La expansión siguió la red de relaciones sociales de la élite británica. Exalumnos de Harrow que ingresaban en las universidades de Oxford y Cambridge llevaron el juego consigo, y pronto los clubes privados de Londres empezaron a construir sus propias pistas. El Bath Club, fundado en 1894, fue uno de los primeros clubes londinenses en disponer de instalaciones de squash reconocidas. El deporte era, en esta fase, un privilegio de clase: accesible solo a quienes podían pagar la cuota de un club o estudiar en un internado de élite.

La exportación imperial: squash en el mundo anglosajón

El Imperio Británico fue el vehículo de expansión del squash durante el siglo XIX y principios del XX. Militares, funcionarios coloniales y comerciantes británicos llevaron el deporte a Egipto, India, Pakistán, Sudáfrica, Australia y Canadá. En cada destino, el squash se instaló primero en clubes privados frecuentados por la comunidad británica expatriada, para luego irradiarse hacia las élites locales.

Esta expansión colonial explicará un fenómeno aparentemente paradójico: durante décadas, las grandes potencias del squash no serían los países del norte de Europa, sino Egipto, Pakistán, Australia y Sudáfrica. Países que recibieron el deporte como herencia colonial y lo convirtieron en tradición propia, produciendo en el siglo XX los jugadores más brillantes de la historia.

La llegada a Norteamérica: una versión diferente

La llegada del squash a Norteamérica dio lugar a una peculiaridad histórica. Los primeros practicantes estadounidenses y canadienses adoptaron el juego pero modificaron las dimensiones de la pista y el tamaño de la pelota, dando lugar al llamado “squash norteamericano” o hardball squash, con una pelota más dura y una pista más estrecha. Durante décadas, esta variante coexistió con el squash internacional de pelota blanda, y no fue hasta finales del siglo XX cuando los países norteamericanos adoptaron definitivamente el estándar internacional.

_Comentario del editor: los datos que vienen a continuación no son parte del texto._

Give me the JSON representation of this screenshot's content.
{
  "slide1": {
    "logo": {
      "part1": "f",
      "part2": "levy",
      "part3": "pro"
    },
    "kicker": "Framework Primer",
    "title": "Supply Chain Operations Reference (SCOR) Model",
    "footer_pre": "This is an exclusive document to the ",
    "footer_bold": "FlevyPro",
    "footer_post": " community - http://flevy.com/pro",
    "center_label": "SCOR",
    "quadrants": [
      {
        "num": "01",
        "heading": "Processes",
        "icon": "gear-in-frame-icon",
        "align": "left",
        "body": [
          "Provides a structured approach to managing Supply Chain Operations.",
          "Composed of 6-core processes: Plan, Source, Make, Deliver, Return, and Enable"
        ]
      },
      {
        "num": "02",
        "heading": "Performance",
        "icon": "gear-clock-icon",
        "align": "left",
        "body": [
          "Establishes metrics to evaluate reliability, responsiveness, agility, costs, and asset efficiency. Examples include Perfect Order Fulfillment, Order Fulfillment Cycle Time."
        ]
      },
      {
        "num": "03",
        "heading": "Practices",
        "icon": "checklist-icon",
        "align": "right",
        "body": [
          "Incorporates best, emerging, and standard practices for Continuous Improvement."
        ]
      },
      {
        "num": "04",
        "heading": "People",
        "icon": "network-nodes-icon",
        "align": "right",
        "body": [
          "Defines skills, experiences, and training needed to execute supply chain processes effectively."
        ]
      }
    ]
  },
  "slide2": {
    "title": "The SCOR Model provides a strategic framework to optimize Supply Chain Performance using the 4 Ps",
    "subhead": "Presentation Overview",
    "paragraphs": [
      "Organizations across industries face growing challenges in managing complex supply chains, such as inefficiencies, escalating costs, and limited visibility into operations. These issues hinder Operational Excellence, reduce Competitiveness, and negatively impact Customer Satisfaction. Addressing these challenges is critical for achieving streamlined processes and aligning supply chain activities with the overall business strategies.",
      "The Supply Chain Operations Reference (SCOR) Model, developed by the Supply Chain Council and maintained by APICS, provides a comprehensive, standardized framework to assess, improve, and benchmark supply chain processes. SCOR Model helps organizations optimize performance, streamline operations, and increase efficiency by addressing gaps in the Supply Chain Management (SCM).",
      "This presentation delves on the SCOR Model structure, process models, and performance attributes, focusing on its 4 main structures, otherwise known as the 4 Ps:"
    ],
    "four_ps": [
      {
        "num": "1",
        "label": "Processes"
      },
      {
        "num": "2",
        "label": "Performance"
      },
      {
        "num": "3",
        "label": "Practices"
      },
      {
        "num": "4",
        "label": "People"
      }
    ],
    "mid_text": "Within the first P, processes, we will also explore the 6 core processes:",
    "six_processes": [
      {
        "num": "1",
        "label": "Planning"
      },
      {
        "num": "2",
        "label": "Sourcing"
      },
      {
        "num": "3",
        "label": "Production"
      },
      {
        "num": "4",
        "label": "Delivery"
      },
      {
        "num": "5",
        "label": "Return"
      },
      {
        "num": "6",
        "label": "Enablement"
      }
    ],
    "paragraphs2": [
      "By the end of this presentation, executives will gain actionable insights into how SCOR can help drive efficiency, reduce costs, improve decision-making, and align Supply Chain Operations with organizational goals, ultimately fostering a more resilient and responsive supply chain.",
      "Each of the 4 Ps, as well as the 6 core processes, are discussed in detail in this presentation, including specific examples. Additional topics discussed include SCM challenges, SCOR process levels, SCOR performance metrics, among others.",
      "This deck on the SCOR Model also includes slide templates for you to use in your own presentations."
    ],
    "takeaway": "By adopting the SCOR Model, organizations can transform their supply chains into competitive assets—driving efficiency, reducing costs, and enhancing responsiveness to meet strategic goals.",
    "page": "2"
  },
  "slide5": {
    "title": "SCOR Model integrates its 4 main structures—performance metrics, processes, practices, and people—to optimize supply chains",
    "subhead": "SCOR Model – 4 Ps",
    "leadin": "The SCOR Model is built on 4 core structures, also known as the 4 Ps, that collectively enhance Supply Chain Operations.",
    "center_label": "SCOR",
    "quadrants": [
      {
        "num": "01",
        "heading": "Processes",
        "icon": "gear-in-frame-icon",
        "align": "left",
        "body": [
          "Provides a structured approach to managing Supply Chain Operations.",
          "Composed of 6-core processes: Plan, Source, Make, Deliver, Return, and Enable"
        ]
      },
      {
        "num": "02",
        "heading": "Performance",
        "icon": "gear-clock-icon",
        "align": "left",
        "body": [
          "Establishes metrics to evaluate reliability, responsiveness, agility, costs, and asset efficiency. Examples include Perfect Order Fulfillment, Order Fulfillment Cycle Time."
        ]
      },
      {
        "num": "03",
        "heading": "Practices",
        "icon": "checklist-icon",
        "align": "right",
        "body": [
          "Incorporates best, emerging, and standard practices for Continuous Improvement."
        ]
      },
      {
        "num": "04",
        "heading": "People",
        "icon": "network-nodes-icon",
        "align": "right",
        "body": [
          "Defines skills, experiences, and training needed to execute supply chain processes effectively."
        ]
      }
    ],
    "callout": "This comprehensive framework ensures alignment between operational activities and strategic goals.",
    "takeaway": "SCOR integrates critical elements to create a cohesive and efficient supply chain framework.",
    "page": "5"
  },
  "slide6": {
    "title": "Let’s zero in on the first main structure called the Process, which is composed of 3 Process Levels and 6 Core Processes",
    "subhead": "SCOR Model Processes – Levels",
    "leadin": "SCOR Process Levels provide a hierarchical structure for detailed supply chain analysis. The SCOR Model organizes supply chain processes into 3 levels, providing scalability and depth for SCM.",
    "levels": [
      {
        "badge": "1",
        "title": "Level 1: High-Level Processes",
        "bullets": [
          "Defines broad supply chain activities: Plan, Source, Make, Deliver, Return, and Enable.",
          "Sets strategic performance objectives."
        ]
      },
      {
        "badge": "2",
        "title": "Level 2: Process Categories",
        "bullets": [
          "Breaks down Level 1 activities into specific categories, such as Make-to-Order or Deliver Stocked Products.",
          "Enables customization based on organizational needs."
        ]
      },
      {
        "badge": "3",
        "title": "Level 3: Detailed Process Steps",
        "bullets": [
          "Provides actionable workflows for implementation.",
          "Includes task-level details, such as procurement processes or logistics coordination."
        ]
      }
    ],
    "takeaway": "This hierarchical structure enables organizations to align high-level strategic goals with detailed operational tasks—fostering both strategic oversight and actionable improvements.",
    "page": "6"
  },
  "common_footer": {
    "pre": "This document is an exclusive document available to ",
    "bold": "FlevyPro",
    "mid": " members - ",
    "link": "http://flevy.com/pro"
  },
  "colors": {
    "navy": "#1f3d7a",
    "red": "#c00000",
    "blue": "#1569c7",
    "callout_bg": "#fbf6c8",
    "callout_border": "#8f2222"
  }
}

Esta divergencia técnica reflejaba algo más profundo: el squash internacional y el squash norteamericano eran casi dos deportes distintos, con culturas, tradiciones competitivas y estilos de juego propios. La unificación tardía bajo las normas de la World Squash Federation (WSF) fue necesaria para que el deporte pudiera aspirar a convertirse en deporte olímpico, objetivo que sigue siendo una cuenta pendiente en el siglo XXI.

Preguntas frecuentes

¿Dónde nació el squash?
El squash nació hacia 1830 en el colegio de Harrow, en Londres, donde los estudiantes descubrieron que golpear una pelota blanda contra los muros del patio producía un rebote ('squash') diferente y más entretenido.
¿Por qué se llama squash?
El nombre proviene del sonido y la deformación ('squash', que en inglés significa aplastar) que produce la pelota blanda al impactar contra la pared, a diferencia de la pelota dura del racquetball o el frontón.
¿Cuándo se construyeron las primeras pistas cerradas de squash?
Las primeras pistas cerradas específicamente diseñadas para el squash se construyeron en Harrow en torno a 1864, aunque el diseño estandarizado de las pistas no llegó hasta décadas después.